Satellite images "give all the appearance of a hurricane" with sustained winds faster than 75 mph, says Jack Beven of the U.S. National Hurricane Center in Miami. But no ships have reported wind speeds from anywhere near the storm.

He and other hurricane specialists at the Center are helping Brazil's civilian and military forecasters track and predict the storm, something Brazilian meteorologists have never had to do.

Friday afternoon the storm was centered about 260 miles east of Florianopolis, Brazil, and is likely to continue moving slowly to the west and maybe turn to the south to miss Brazil completely. (Related: Forecasts for Florianopolis, Brazil)

While the National Hurricane Center is working with Brazilian meteorologists, Brazil would issue any needed storm advisories.

"We are trying to run our hurricane forecast models, but they are structured for the North Atlantic," Beven says. "Some just flat out refused to run."

Computer models that are working disagree with one saying the storm could hit Brazil, and the other two saying it should turn to the south, but with the two disagreeing on how close to land it will be when it turns.

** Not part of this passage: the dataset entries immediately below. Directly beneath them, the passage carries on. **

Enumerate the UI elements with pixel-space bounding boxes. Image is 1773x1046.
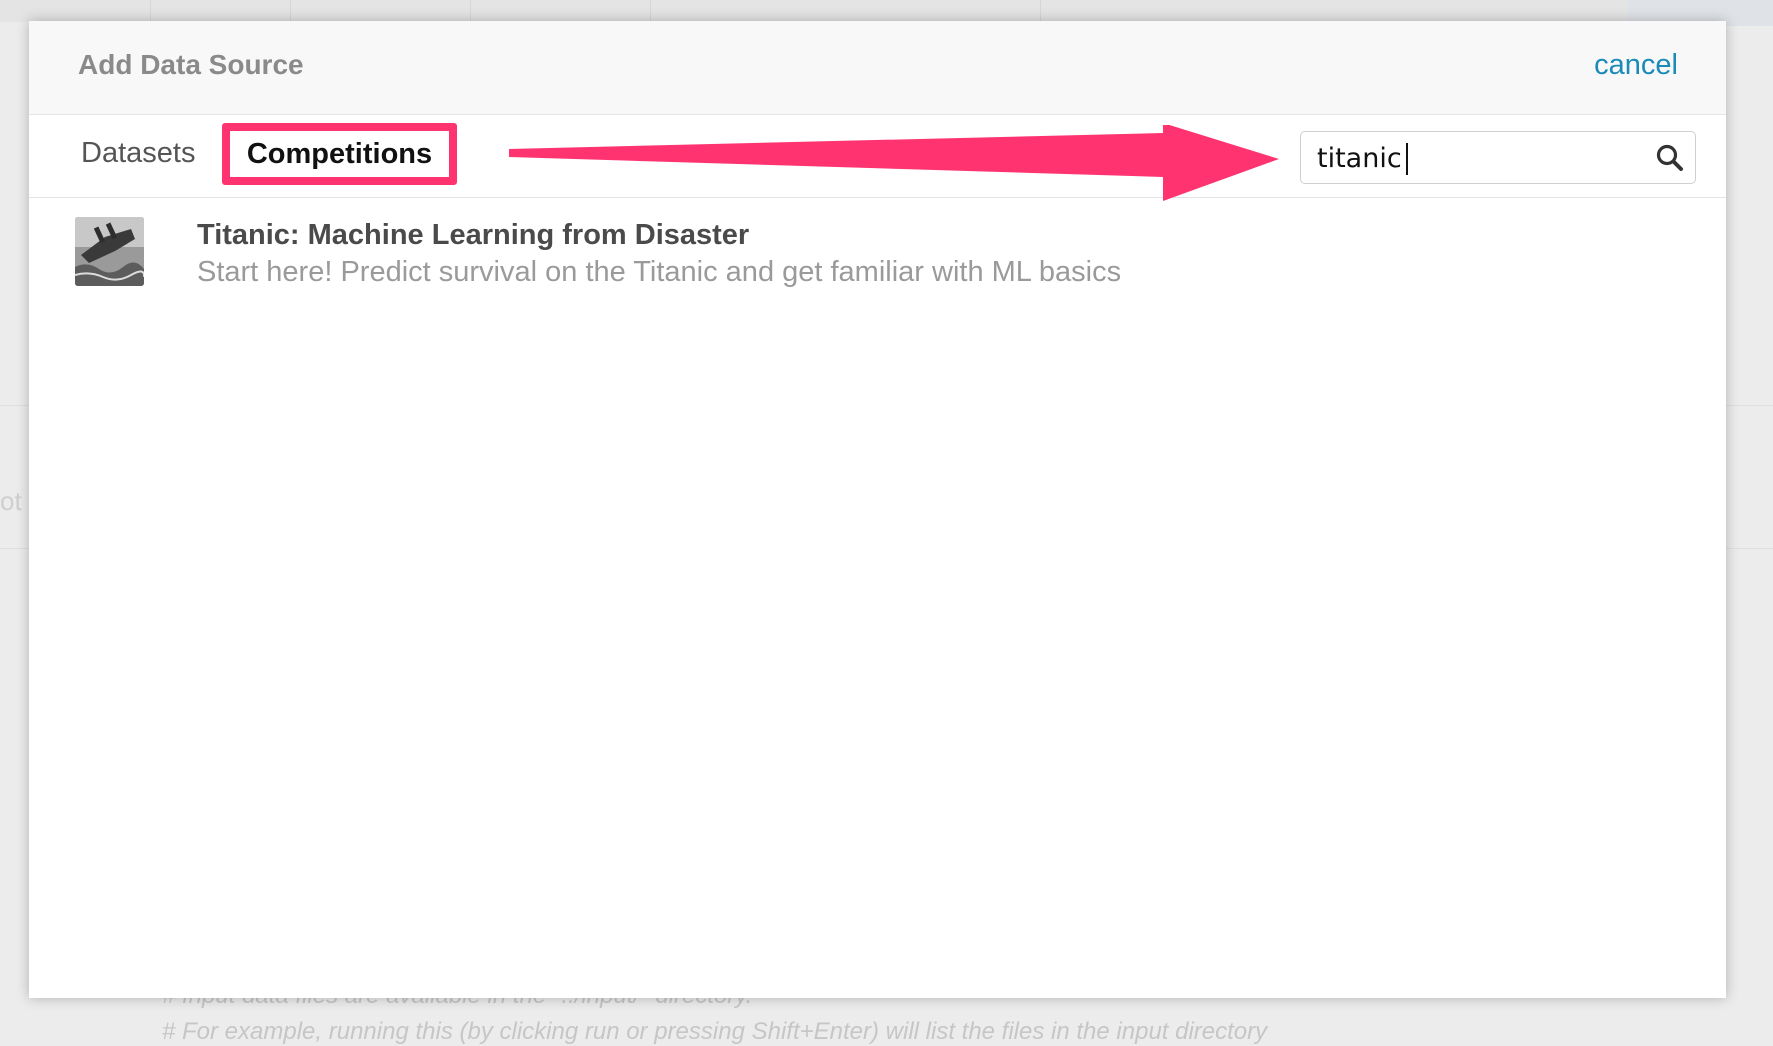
annotation-arrow [509,125,1279,201]
add-data-source-modal: Add Data Source cancel Datasets Competit… [29,21,1726,998]
background-toolbar [0,0,1773,22]
tab-datasets[interactable]: Datasets [81,137,195,170]
modal-header: Add Data Source cancel [29,21,1726,115]
titanic-ship-thumbnail [75,217,144,286]
background-text-fragment: ot [0,486,22,516]
result-item[interactable]: Titanic: Machine Learning from Disaster … [75,217,1675,297]
tab-competitions[interactable]: Competitions [230,131,449,177]
background-code-line: # For example, running this (by clicking… [162,1018,1268,1045]
modal-title: Add Data Source [78,49,304,80]
search-input[interactable] [1317,141,1637,175]
tab-competitions-highlight: Competitions [222,123,457,185]
result-title[interactable]: Titanic: Machine Learning from Disaster [197,219,749,252]
cancel-button[interactable]: cancel [1594,49,1678,82]
search-box[interactable] [1300,131,1696,184]
search-icon[interactable] [1655,143,1685,173]
result-description: Start here! Predict survival on the Tita… [197,256,1122,288]
text-cursor [1406,143,1408,175]
tab-bar: Datasets Competitions [29,115,1726,201]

The storm has no name since unlike in the parts of the world where hurricanes and similar storms are common, forecasters have never made a list of South Atlantic names.

Beven says meteorologists can't be sure that a hurricane never formed in the South Atlantic before satellites begin keeping an eye on all of the world's oceans in 1960. In fact, Bevin said, if a hurricane had formed before 1960 where the new one is now located, no one would have known about it.

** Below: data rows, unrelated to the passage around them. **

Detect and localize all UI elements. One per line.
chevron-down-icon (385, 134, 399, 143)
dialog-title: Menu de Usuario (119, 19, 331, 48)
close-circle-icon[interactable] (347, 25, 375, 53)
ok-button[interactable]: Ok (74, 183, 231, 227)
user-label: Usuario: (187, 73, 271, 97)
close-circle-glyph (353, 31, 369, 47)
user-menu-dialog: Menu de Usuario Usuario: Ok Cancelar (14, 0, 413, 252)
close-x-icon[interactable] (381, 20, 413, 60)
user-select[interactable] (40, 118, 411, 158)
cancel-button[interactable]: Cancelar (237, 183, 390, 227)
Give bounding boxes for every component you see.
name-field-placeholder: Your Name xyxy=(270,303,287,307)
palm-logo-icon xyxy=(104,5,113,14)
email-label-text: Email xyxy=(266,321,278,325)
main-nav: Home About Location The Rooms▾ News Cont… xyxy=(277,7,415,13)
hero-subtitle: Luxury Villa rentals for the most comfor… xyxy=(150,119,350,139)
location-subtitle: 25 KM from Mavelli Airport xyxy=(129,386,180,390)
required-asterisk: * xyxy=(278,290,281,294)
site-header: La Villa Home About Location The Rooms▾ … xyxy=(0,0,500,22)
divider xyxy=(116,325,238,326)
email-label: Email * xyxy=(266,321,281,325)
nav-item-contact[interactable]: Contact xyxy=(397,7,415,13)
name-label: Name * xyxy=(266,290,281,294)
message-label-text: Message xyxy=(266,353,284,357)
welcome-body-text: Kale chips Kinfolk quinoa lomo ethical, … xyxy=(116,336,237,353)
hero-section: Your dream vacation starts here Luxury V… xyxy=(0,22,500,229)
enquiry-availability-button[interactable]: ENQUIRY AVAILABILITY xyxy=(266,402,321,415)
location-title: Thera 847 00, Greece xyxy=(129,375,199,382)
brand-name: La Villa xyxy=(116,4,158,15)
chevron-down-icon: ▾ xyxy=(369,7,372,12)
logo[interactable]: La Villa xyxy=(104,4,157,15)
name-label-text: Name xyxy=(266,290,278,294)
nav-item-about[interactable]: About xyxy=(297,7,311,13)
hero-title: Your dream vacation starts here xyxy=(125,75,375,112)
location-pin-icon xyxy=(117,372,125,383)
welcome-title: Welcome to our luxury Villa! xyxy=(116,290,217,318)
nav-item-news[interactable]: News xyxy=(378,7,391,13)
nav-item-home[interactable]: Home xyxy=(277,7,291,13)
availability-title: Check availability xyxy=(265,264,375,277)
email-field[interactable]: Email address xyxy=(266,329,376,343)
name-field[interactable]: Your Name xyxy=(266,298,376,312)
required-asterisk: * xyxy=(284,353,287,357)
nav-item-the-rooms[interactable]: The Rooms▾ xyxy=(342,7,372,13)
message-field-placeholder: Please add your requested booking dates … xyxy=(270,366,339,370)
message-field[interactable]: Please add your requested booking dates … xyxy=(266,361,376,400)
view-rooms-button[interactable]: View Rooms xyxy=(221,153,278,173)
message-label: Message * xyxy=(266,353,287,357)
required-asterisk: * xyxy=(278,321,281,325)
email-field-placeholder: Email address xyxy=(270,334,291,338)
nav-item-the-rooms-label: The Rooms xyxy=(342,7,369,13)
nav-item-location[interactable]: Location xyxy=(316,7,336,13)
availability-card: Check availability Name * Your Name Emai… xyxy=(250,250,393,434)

Meteorologists, know of two South Atlantic storms that probably reached 39 mph tropical storm strength.

The latest formed Jan. 19 of this year east of Salvador, Brazil, but weakened before "drifting" ashore, Beven says.

A storm that formed off the coast of Africa in April 1991 is also believed to have reached tropical storm strength, but like the January storm, did not come close to growing into a 75 mph hurricane.

While the tropical part of the South Atlantic Ocean has large areas with the 80-degree or warmer ocean temperatures needed to sustain hurricanes, upper atmosphere winds are usually blowing much faster than winds near the surface or in the opposite direction. Such "wind shear" can rip apart storms before they grow into hurricanes.